Microsoft has bested analysts’ revenue expectations for the latest quarter after its commercial cloud business exceeded $14 billion for the first time, primarily due to Office 365.
Revenue from the ‘intelligent cloud’ unit hit $6.9 billion, up 8 percent for the quarter year-on-year. Part of that unit was Azure, which grew 93 percent from 2015, but was actually down compared to the past quarter.
“Our customers are seeing greater value and opportunity as we partner with them through their digital transformation,” CEO Satya Nadella said in an earnings call.
“Accelerating advancements in AI across our platforms and services will provide further opportunity to drive growth in the Microsoft Cloud.”

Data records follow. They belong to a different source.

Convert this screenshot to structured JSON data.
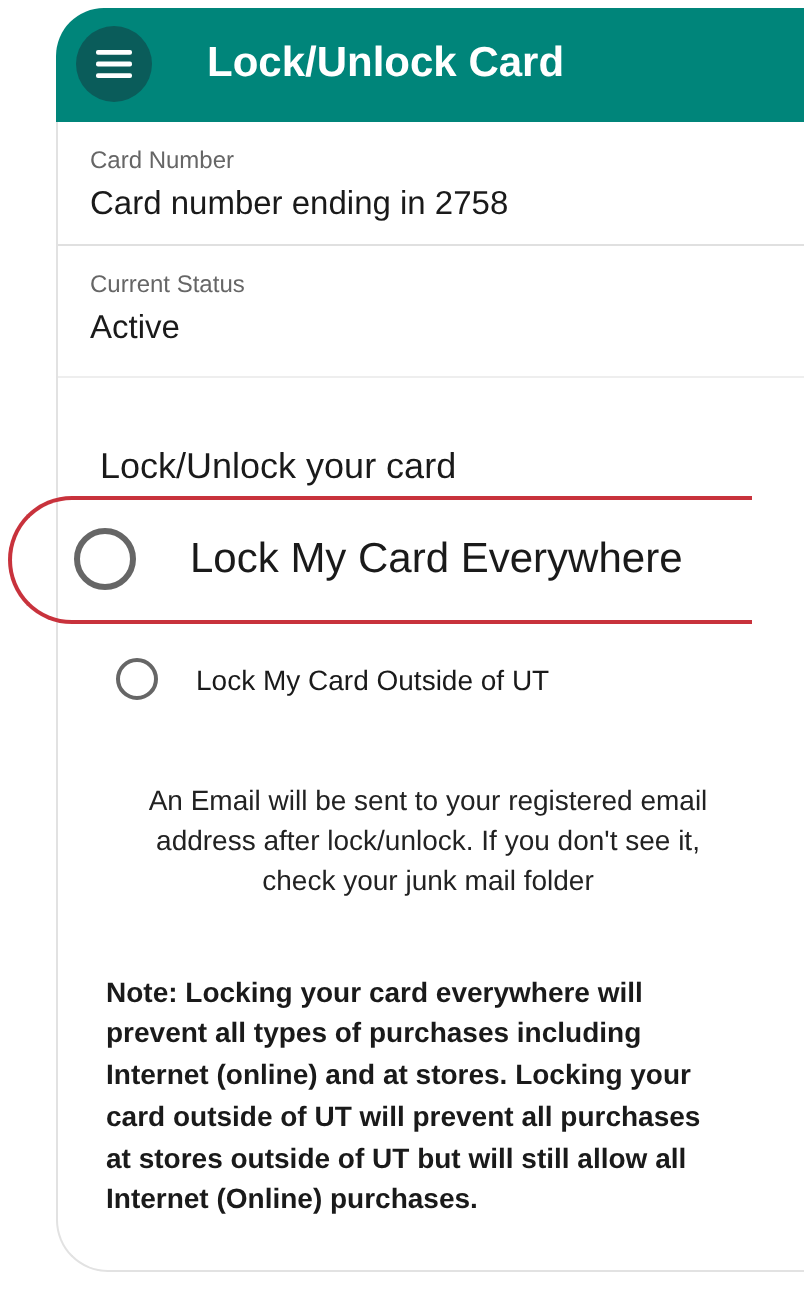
{
  "header": {
    "title": "Lock/Unlock Card"
  },
  "fields": [
    {
      "label": "Card Number",
      "value": "Card number ending in 2758"
    },
    {
      "label": "Current Status",
      "value": "Active"
    }
  ],
  "lock_section": {
    "heading": "Lock/Unlock your card",
    "options": [
      {
        "label": "Lock My Card Everywhere",
        "selected": false,
        "highlighted": true
      },
      {
        "label": "Lock My Card Outside of UT",
        "selected": false,
        "highlighted": false
      }
    ]
  },
  "info_text": "An Email will be sent to your registered email address after lock/unlock. If you don't see it, check your junk mail folder",
  "note": "Note: Locking your card everywhere will prevent all types of purchases including Internet (online) and at stores. Locking your card outside of UT will prevent all purchases at stores outside of UT but will still allow all Internet (Online) purchases."
}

Gross margins for Microsoft’s commercial cloud business, which includes Azure and Office 365, were 48 percent, Chris Suh, head of Microsoft’s investor relations, said.
He added: “We’re not at Amazon’s margin today. Their infrastructure business is much larger. They have the benefit of scale. We track more like what Amazon was when they were closer to our size.”
But Nadella added: “We have a cloud strategy that is not just about infrastructure.”
New on the balance sheet was LinkedIn, which Microsoft acquired for $26 billion in December - the subsidiary brought in $228 million in revenue in the quarter, but overall made a loss of $100 million.
The company’s legacy businesses continued their steady decline, with its PC and Mobile divisions down 5 percent in revenue, hitting $11.8 billion. Its gaming division fell 3 percent.
Across all of its businesses, revenue for the quarter reached $26.1 billion, above analyst predictions of $25.3 billion. Shares rose around 1.1 percent in after-hours trading.